# Tuning configurations#

## Parameters#

### Training duration#

`max_epochs: Optional[int] = None`

`max_steps: Optional[int] = None`

Respectively the maximum number of epochs (full pass across the dataset) or [optimisation] steps to train for. If both are set, whichever of these two is reached first will stop training.

### Batch size#

`batch_size: int = 64`

.

This is the number of sample in a forward-backward pass. If you use several devices and/or have
device batches of a size bigger than \(1\), this **must** be a multiple of `device_batch_size*total_devices`

### Adam parameters#

`betas: Tuple[float, float] = (0.9, 0.98)`

`epsilon: float = 1e-8`

`learning_rate: float = 1e-4`

`weight_decay: Optional[float] = None`

These are respectively the \(β\) and \(ε\) parameters and the base learning rate for the Adam optimizer [Kingma and Ba, 2014] and the weight decay rate. See the Pytorch documentation for more details.

### Gradient clipping#

`gradient_clipping: Optional[Union[float, int]] = None`

If non-`None`

, this is the maximum allowed gradient norm. Longer gradients will be clipped to this
length, preserving their direction. See the Pytorch
documentation for
implementation details.

### Learning rate schedule#

`lr_decay_steps: Optional[int] = None`

`warmup_steps: int = 0`

These are the number of step in the slanted triangular learning rate schedule
[Howard and Ruder, 2018]: the base learning rate is made to follow an upward linear
slope for `warmup_steps`

steps up to `learning_rate`

, then decayed linearly to \(0\) in
`lr_decay_steps`

.

Note that setting `lr_decay_steps`

overrides `max_steps`

.

## Bibliography#

Jeremy Howard and Sebastian Ruder.

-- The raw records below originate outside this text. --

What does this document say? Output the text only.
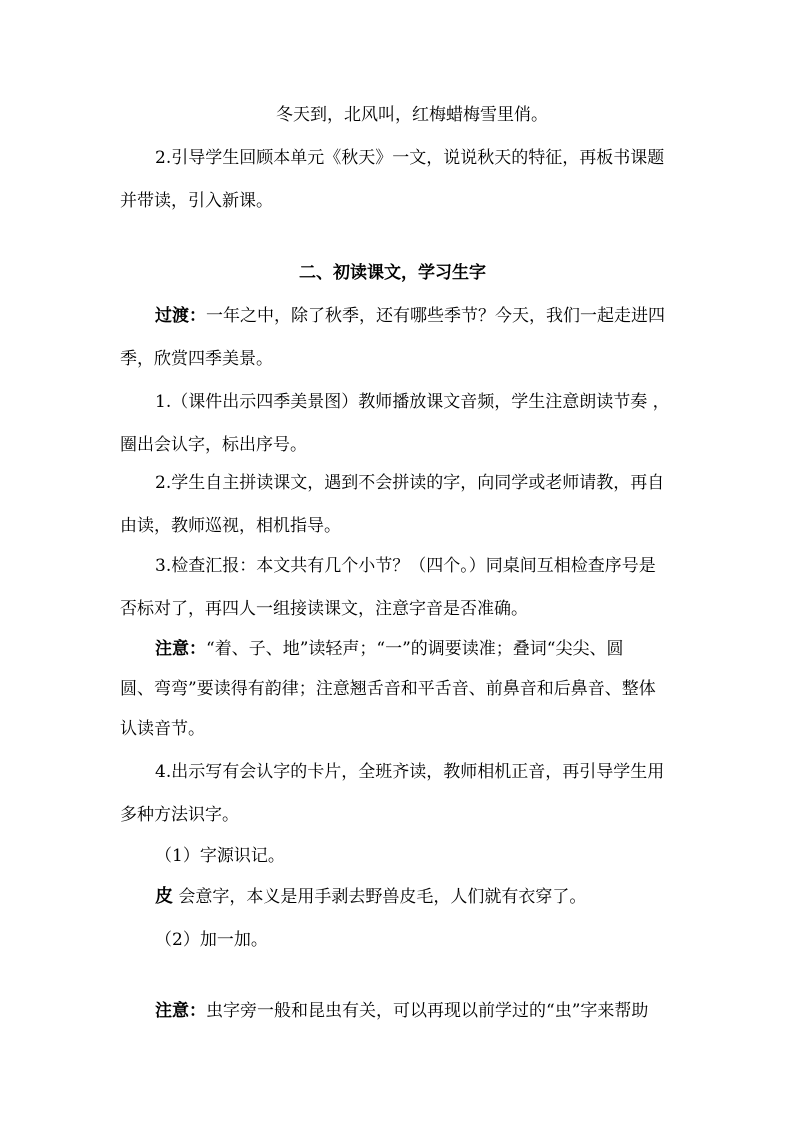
冬天到，北风叫，红梅蜡梅雪里俏。
2.引导学生回顾本单元《秋天》一文，说说秋天的特征，再板书课题
并带读，引入新课。
二、初读课文，学习生字
过渡：一年之中，除了秋季，还有哪些季节？今天，我们一起走进四
季，欣赏四季美景。
1.（课件出示四季美景图）教师播放课文音频，学生注意朗读节奏 ，
圈出会认字，标出序号。
2.学生自主拼读课文，遇到不会拼读的字，向同学或老师请教，再自
由读，教师巡视，相机指导。
3.检查汇报：本文共有几个小节？（四个。）同桌间互相检查序号是
否标对了，再四人一组接读课文，注意字音是否准确。
注意：“着、子、地”读轻声；“一”的调要读准；叠词“尖尖、圆
圆、弯弯”要读得有韵律；注意翘舌音和平舌音、前鼻音和后鼻音、整体
认读音节。
4.出示写有会认字的卡片，全班齐读，教师相机正音，再引导学生用
多种方法识字。
（1）字源识记。
皮 会意字，本义是用手剥去野兽皮毛，人们就有衣穿了。
（2）加一加。
注意：虫字旁一般和昆虫有关，可以再现以前学过的“虫”字来帮助
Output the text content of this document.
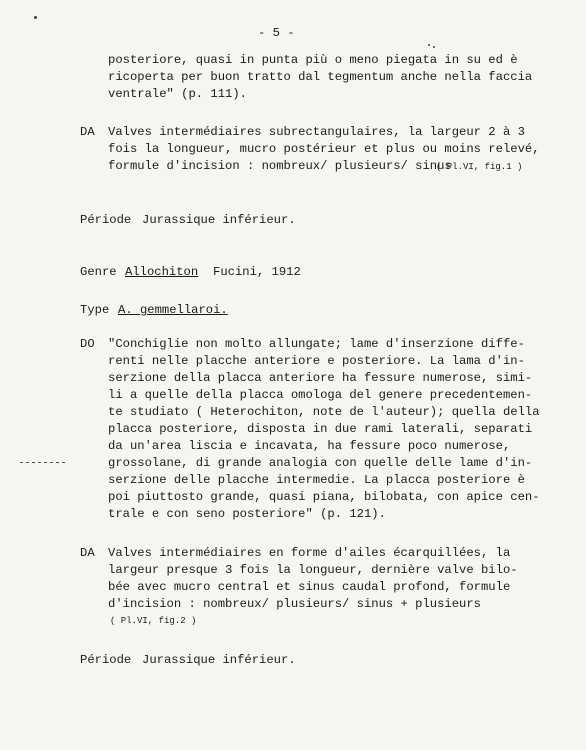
- 5 -
posteriore, quasi in punta più o meno piegata in su ed è
ricoperta per buon tratto dal tegmentum anche nella faccia
ventrale" (p. 111).
DA Valves intermédiaires subrectangulaires, la largeur 2 à 3
fois la longueur, mucro postérieur et plus ou moins relevé,
formule d'incision : nombreux/ plusieurs/ sinus
( Pl.VI, fig.1 )
Période Jurassique inférieur.
Genre Allochiton Fucini, 1912
Type A. gemmellaroi.
DO "Conchiglie non molto allungate; lame d'inserzione diffe-
renti nelle placche anteriore e posteriore. La lama d'in-
serzione della placca anteriore ha fessure numerose, simi-
li a quelle della placca omologa del genere precedentemen-
te studiato ( Heterochiton, note de l'auteur); quella della
placca posteriore, disposta in due rami laterali, separati
da un'area liscia e incavata, ha fessure poco numerose,
grossolane, di grande analogia con quelle delle lame d'in-
serzione delle placche intermedie. La placca posteriore è
poi piuttosto grande, quasi piana, bilobata, con apice cen-
trale e con seno posteriore" (p. 121).
DA Valves intermédiaires en forme d'ailes écarquillées, la
largeur presque 3 fois la longueur, dernière valve bilo-
bée avec mucro central et sinus caudal profond, formule
d'incision : nombreux/ plusieurs/ sinus + plusieurs
( Pl.VI, fig.2 )
Période Jurassique inférieur.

Universal Language Model Fine-tuning for Text Classification. In *Proceedings of the 56th Annual Meeting of the Association for Computational Linguistics*, 328–339. Association for Computational Linguistics, July 2018. doi:10.18653/v1/P18-1031.

Diederik P. Kingma and Jimmy Ba. Adam: A Method for Stochastic Optimization. In *International Conference on Learning Representations*. December 2014. URL: http://arxiv.org/abs/1412.6980 (visited on 2019-03-04), arXiv:1412.6980.